À ma connaissance, l'avenant à la Convention belgo-française du 10 mars 1964 qui a été signé le 13 décembre dernier n'a pas encore été approuvé par le parlement français. La période transitoire de 25 ans qui est prévue en faveur des frontaliers résidents de France est en effet très longue. Elle vise avant tout à tenir compte de la situation des frontaliers engagés dans ce régime et à éviter, compte tenu de l'importante différence de niveau entre les impôts belges et français, que ces personnes se trouvent confrontées brutalement à d'importantes pertes de revenus, ce qui n'aurait pas manqué de provoquer des drames sociaux.

D'ailleurs, comme je l'ai déjà indiqué en réponse à la question écrite nº 4-46 du 30 octobre 2007, l'instauration d'une période transitoire aussi longue constituait une condition sine qua non pour les autorités françaises. Sans une telle période transitoire, la conclusion de l'avenant n'aurait donc pas été possible et le régime frontalier tel qu'il est prévu par l'actuelle convention aurait alors perduré indéfiniment. Je rappelle qu'une période transitoire de 15 ans avait en son temps été jugée insuffisante par la partie française.
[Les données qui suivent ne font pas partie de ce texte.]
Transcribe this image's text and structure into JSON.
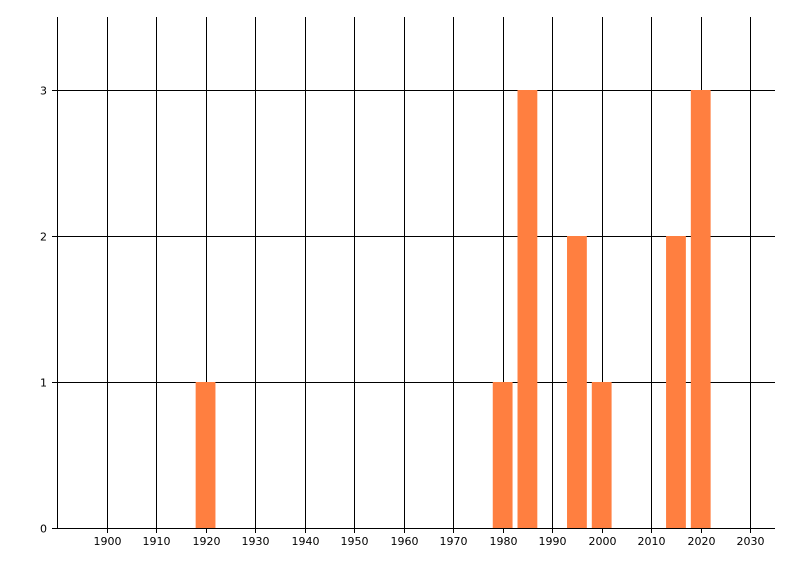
{
  "chart_data": {
    "type": "bar",
    "title": "",
    "xlabel": "",
    "ylabel": "",
    "x": [
      1920,
      1980,
      1985,
      1995,
      2000,
      2015,
      2020
    ],
    "values": [
      1,
      1,
      3,
      2,
      1,
      2,
      3
    ],
    "bar_width_years": 4,
    "xlim": [
      1890,
      2035
    ],
    "ylim": [
      0,
      3.5
    ],
    "x_ticks": [
      1900,
      1910,
      1920,
      1930,
      1940,
      1950,
      1960,
      1970,
      1980,
      1990,
      2000,
      2010,
      2020,
      2030
    ],
    "y_ticks": [
      0,
      1,
      2,
      3
    ],
    "grid": true,
    "legend": "none",
    "colors": {
      "bar": "#FF7F40",
      "grid": "#000000"
    }
  }
}
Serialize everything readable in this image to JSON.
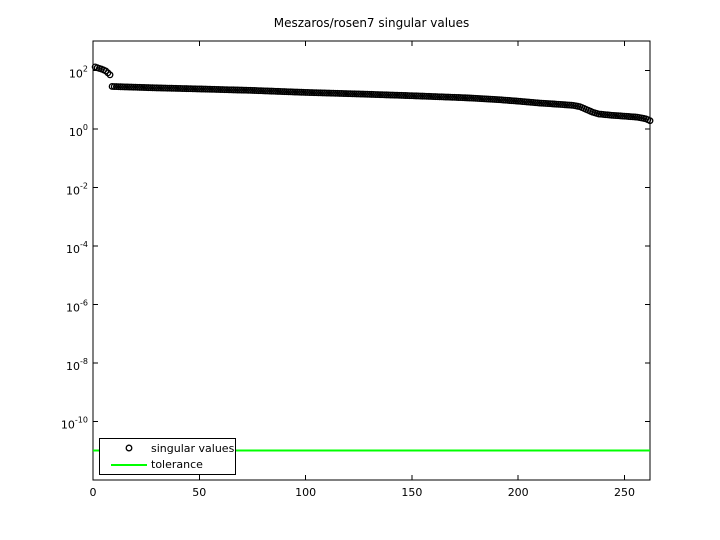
{
  "window": {
    "background": "#ffffff"
  },
  "chart_data": {
    "type": "scatter",
    "title": "Meszaros/rosen7 singular values",
    "xlabel": "",
    "ylabel": "",
    "grid": false,
    "x_axis": {
      "ticks": [
        0,
        50,
        100,
        150,
        200,
        250
      ],
      "lim": [
        0,
        262
      ]
    },
    "y_axis": {
      "scale": "log",
      "base_label": "10",
      "tick_exponents": [
        2,
        0,
        -2,
        -4,
        -6,
        -8,
        -10
      ],
      "lim_exponents": [
        -12,
        3
      ]
    },
    "series": [
      {
        "name": "singular values",
        "style": "marker-circle",
        "color": "#000000",
        "n_points": 262,
        "anchors_x": [
          1,
          2,
          4,
          6,
          8,
          9,
          15,
          30,
          50,
          75,
          100,
          125,
          150,
          175,
          190,
          200,
          210,
          220,
          226,
          229,
          232,
          235,
          238,
          244,
          250,
          256,
          260,
          262
        ],
        "anchors_value": [
          130,
          122,
          110,
          95,
          70,
          28,
          27,
          25,
          23,
          20.5,
          17.5,
          15.5,
          13.5,
          11.5,
          10,
          8.8,
          7.6,
          6.8,
          6.3,
          5.7,
          4.6,
          3.7,
          3.2,
          2.9,
          2.7,
          2.5,
          2.2,
          1.9
        ]
      },
      {
        "name": "tolerance",
        "style": "hline",
        "color": "#00ff00",
        "value": 1e-11
      }
    ],
    "legend": {
      "position": "southwest",
      "entries": [
        {
          "label": "singular values",
          "marker": "circle",
          "color": "#000000"
        },
        {
          "label": "tolerance",
          "marker": "line",
          "color": "#00ff00"
        }
      ]
    }
  }
}
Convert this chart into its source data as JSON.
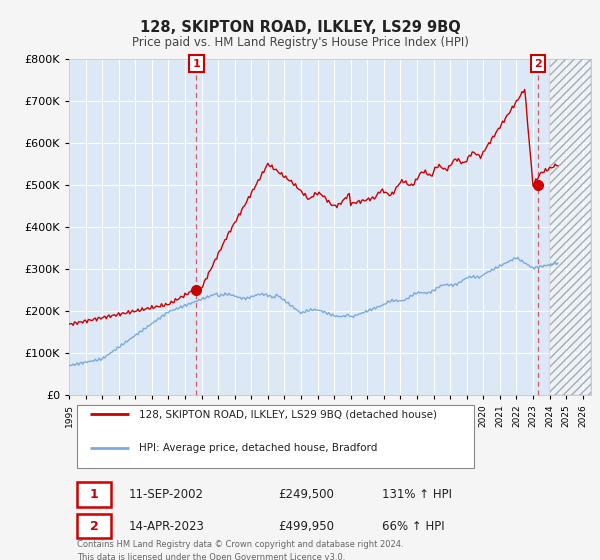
{
  "title": "128, SKIPTON ROAD, ILKLEY, LS29 9BQ",
  "subtitle": "Price paid vs. HM Land Registry's House Price Index (HPI)",
  "legend_line1": "128, SKIPTON ROAD, ILKLEY, LS29 9BQ (detached house)",
  "legend_line2": "HPI: Average price, detached house, Bradford",
  "transaction1_date": "11-SEP-2002",
  "transaction1_price": "£249,500",
  "transaction1_hpi": "131% ↑ HPI",
  "transaction2_date": "14-APR-2023",
  "transaction2_price": "£499,950",
  "transaction2_hpi": "66% ↑ HPI",
  "footer1": "Contains HM Land Registry data © Crown copyright and database right 2024.",
  "footer2": "This data is licensed under the Open Government Licence v3.0.",
  "property_color": "#cc0000",
  "hpi_color": "#7aaadd",
  "background_color": "#f5f5f5",
  "plot_bg_color": "#dce8f5",
  "ylim": [
    0,
    800000
  ],
  "xlim_start": 1995.0,
  "xlim_end": 2026.5,
  "hatch_start": 2024.0,
  "sale1_x": 2002.69,
  "sale1_y": 249500,
  "sale2_x": 2023.29,
  "sale2_y": 499950,
  "xtick_years": [
    1995,
    1996,
    1997,
    1998,
    1999,
    2000,
    2001,
    2002,
    2003,
    2004,
    2005,
    2006,
    2007,
    2008,
    2009,
    2010,
    2011,
    2012,
    2013,
    2014,
    2015,
    2016,
    2017,
    2018,
    2019,
    2020,
    2021,
    2022,
    2023,
    2024,
    2025,
    2026
  ]
}
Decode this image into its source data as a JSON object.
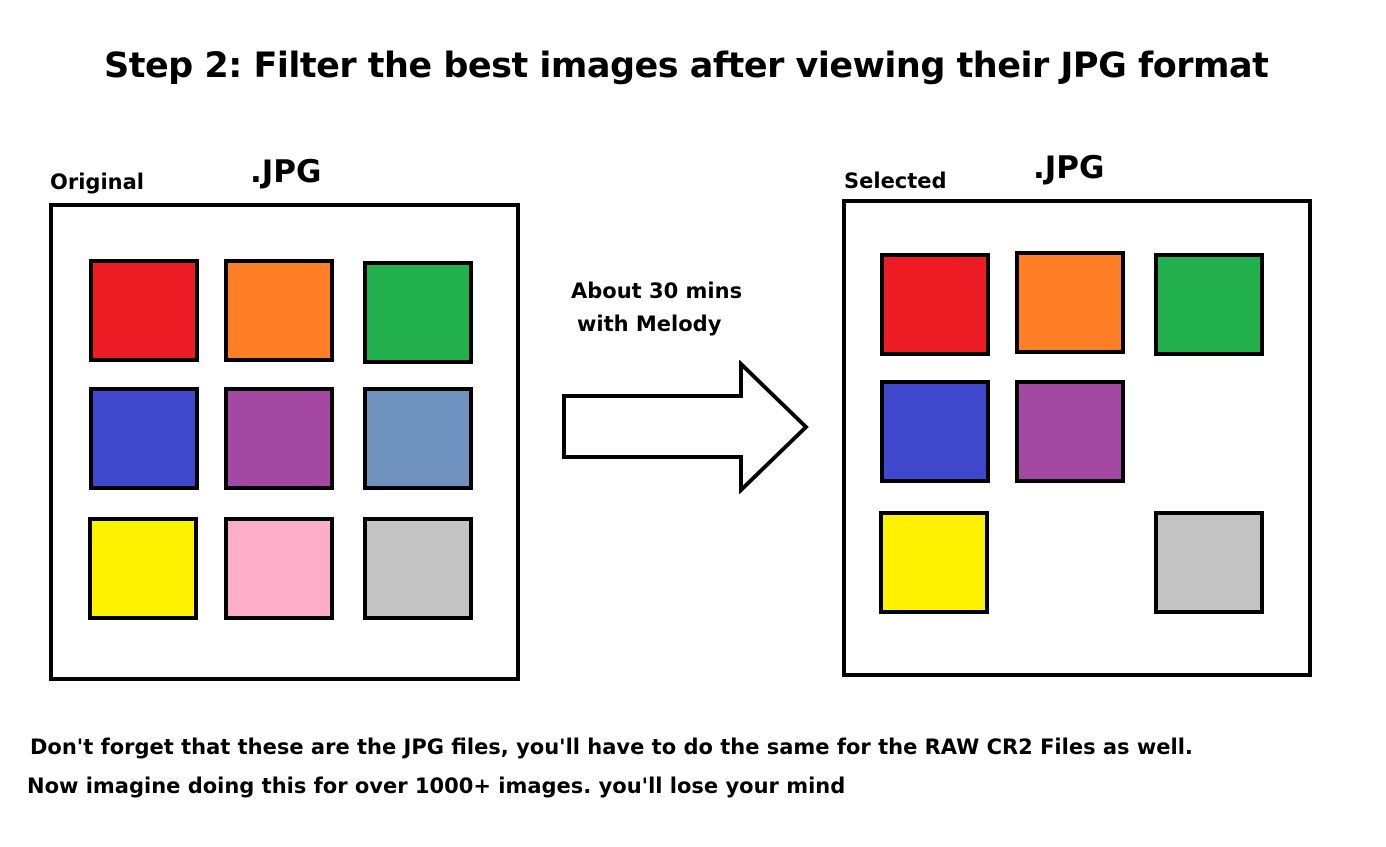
{
  "title": "Step 2: Filter the best images after viewing their JPG format",
  "original": {
    "label": "Original",
    "format": ".JPG",
    "swatches": [
      {
        "color": "#ed1c24",
        "name": "red"
      },
      {
        "color": "#ff7f27",
        "name": "orange"
      },
      {
        "color": "#22b14c",
        "name": "green"
      },
      {
        "color": "#3f48cc",
        "name": "blue"
      },
      {
        "color": "#a349a4",
        "name": "purple"
      },
      {
        "color": "#7092be",
        "name": "steel-blue"
      },
      {
        "color": "#fff200",
        "name": "yellow"
      },
      {
        "color": "#ffaec9",
        "name": "pink"
      },
      {
        "color": "#c3c3c3",
        "name": "gray"
      }
    ]
  },
  "arrow": {
    "line1": "About 30 mins",
    "line2": "with Melody"
  },
  "selected": {
    "label": "Selected",
    "format": ".JPG",
    "swatches": [
      {
        "color": "#ed1c24",
        "name": "red"
      },
      {
        "color": "#ff7f27",
        "name": "orange"
      },
      {
        "color": "#22b14c",
        "name": "green"
      },
      {
        "color": "#3f48cc",
        "name": "blue"
      },
      {
        "color": "#a349a4",
        "name": "purple"
      },
      {
        "color": "#fff200",
        "name": "yellow"
      },
      {
        "color": "#c3c3c3",
        "name": "gray"
      }
    ]
  },
  "footer": {
    "line1": "Don't forget that these are the JPG files, you'll have to do the same for the RAW CR2 Files as well.",
    "line2": "Now imagine doing this for over 1000+ images. you'll lose your mind"
  }
}
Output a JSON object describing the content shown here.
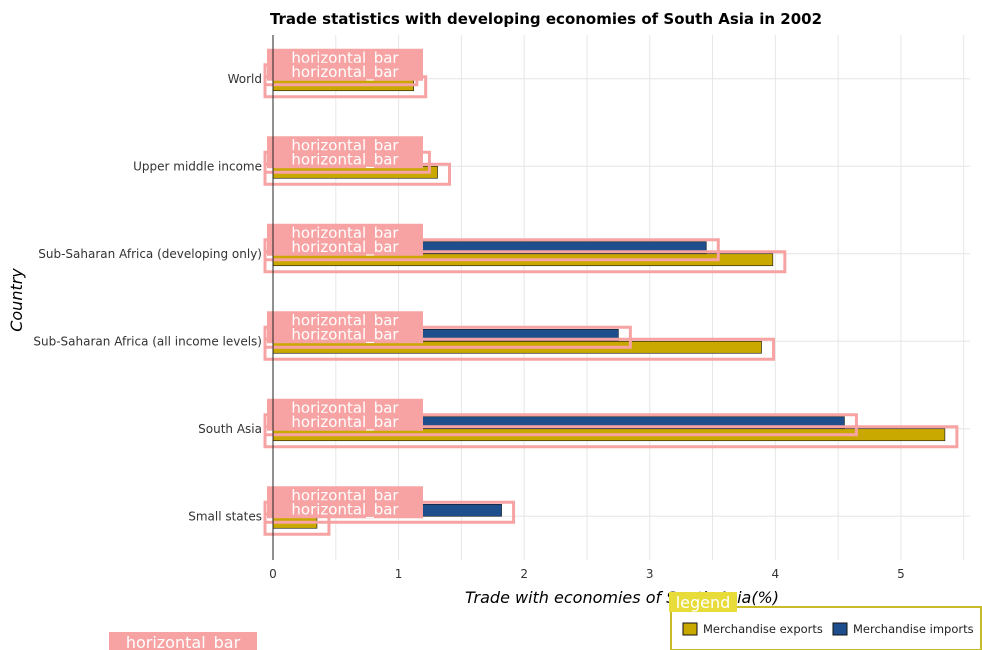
{
  "chart_data": {
    "type": "bar",
    "orientation": "horizontal",
    "title": "Trade statistics with developing economies of South Asia in 2002",
    "xlabel": "Trade with economies of South Asia(%)",
    "ylabel": "Country",
    "xlim": [
      0,
      5.55
    ],
    "x_ticks": [
      "0",
      "1",
      "2",
      "3",
      "4",
      "5"
    ],
    "grid": true,
    "legend_position": "bottom-right",
    "categories": [
      "Small states",
      "South Asia",
      "Sub-Saharan Africa (all income levels)",
      "Sub-Saharan Africa (developing only)",
      "Upper middle income",
      "World"
    ],
    "series": [
      {
        "name": "Merchandise exports",
        "color": "#c9a800",
        "values": [
          0.35,
          5.35,
          3.89,
          3.98,
          1.31,
          1.12
        ]
      },
      {
        "name": "Merchandise imports",
        "color": "#1f4e8c",
        "values": [
          1.82,
          4.55,
          2.75,
          3.45,
          1.15,
          1.05
        ]
      }
    ],
    "overlay_label": "horizontal_bar",
    "legend_title": "legend"
  }
}
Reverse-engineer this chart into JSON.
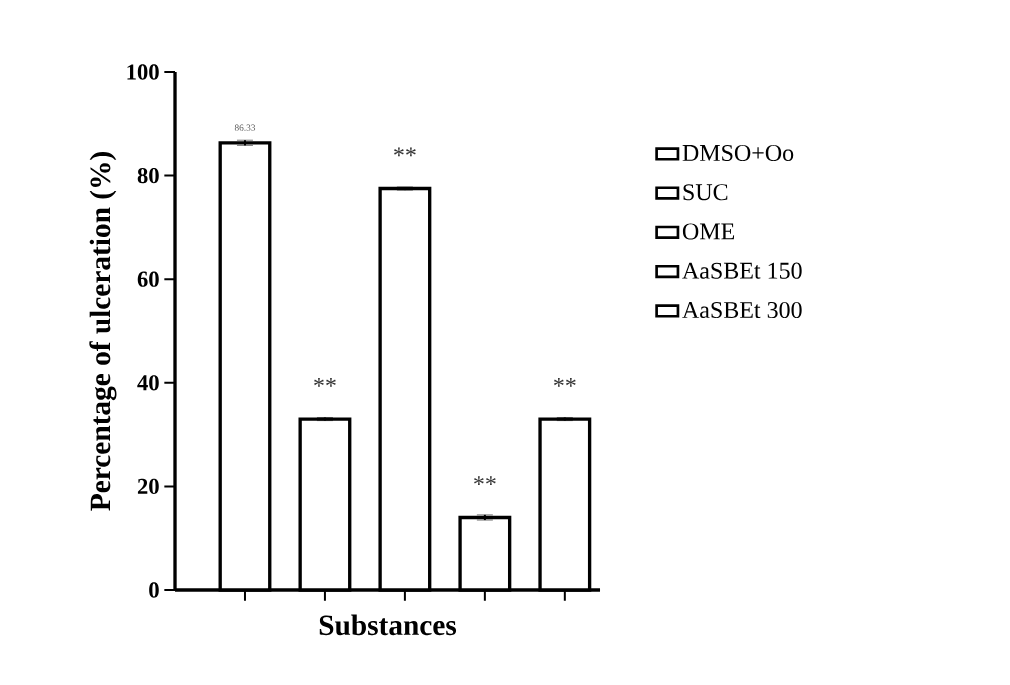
{
  "chart_data": {
    "type": "bar",
    "xlabel": "Substances",
    "ylabel": "Percentage of ulceration (%)",
    "categories": [
      null,
      null,
      null,
      null,
      null
    ],
    "series": [
      {
        "name": "DMSO+Oo",
        "color": "#000000",
        "values": [
          86.33,
          null,
          null,
          null,
          null
        ],
        "errors": [
          0.5,
          null,
          null,
          null,
          null
        ],
        "value_labels": [
          "86.33",
          null,
          null,
          null,
          null
        ]
      },
      {
        "name": "SUC",
        "color": "#000000",
        "values": [
          null,
          33,
          null,
          null,
          null
        ],
        "errors": [
          null,
          0.3,
          null,
          null,
          null
        ]
      },
      {
        "name": "OME",
        "color": "#000000",
        "values": [
          null,
          null,
          77.5,
          null,
          null
        ],
        "errors": [
          null,
          null,
          0.3,
          null,
          null
        ]
      },
      {
        "name": "AaSBEt 150",
        "color": "#000000",
        "values": [
          null,
          null,
          null,
          14,
          null
        ],
        "errors": [
          null,
          null,
          null,
          0.5,
          null
        ]
      },
      {
        "name": "AaSBEt 300",
        "color": "#000000",
        "values": [
          null,
          null,
          null,
          null,
          33
        ],
        "errors": [
          null,
          null,
          null,
          null,
          0.3
        ]
      }
    ],
    "annotations": [
      "**",
      "**",
      "**",
      "**"
    ],
    "ylim": [
      0,
      100
    ],
    "yticks": [
      0,
      20,
      40,
      60,
      80,
      100
    ],
    "legend": "right",
    "grid": false
  }
}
Par ailleurs, les entreprises qui exercent leur activité dans la zone frontalière belge, en particulier dans le sud de la Flandre occidentale, affirment qu'elles ne trouvent pas en Belgique la main d'oeuvre dont elles ont besoin et craignent que la suppression du régime frontalier les prive d'une main d'oeuvre nécessaire à la bonne conduite de leurs activités. Il a donc été convenu avec ces entreprises d'envisager un éventuel report, d'un an au minimum et de trois ans au maximum, du début de la période transitoire.

L'avenant étant un instrument bilatéral, il ne peut être modifié sans l'assentiment de la France. Je ne peux donc encore dire de quelle manière cette modification serait réalisée. J'envisage de conclure un nouvel avenant modifiant l'avenant du 13 décembre. Ceci permettrait de poursuivre les travaux en vue de l'approbation des dispositions contenues dans l'avenant signé le 13 décembre et de ne pas retarder l'entrée en vigueur des dispositions relatives aux travailleurs frontaliers belges et à la perception par les communes belges des additionnels communaux.

Mme Christiane Vienne (PS). - Je maintiens qu'il s'agit d'une concurrence totalement déloyale pour les travailleurs belges. Je suis étonnée quand j'entends des entrepreneurs dire qu'ils ne trouvent pas de main d'oeuvre qualifiée alors qu'existe quand même à Courtrai une université au moins aussi connue et renommée que celle de Lille. Je comprends dès lors les réticences du gouvernement français mais je ne vois pas pourquoi les travailleurs belges devraient en subir le préjudice.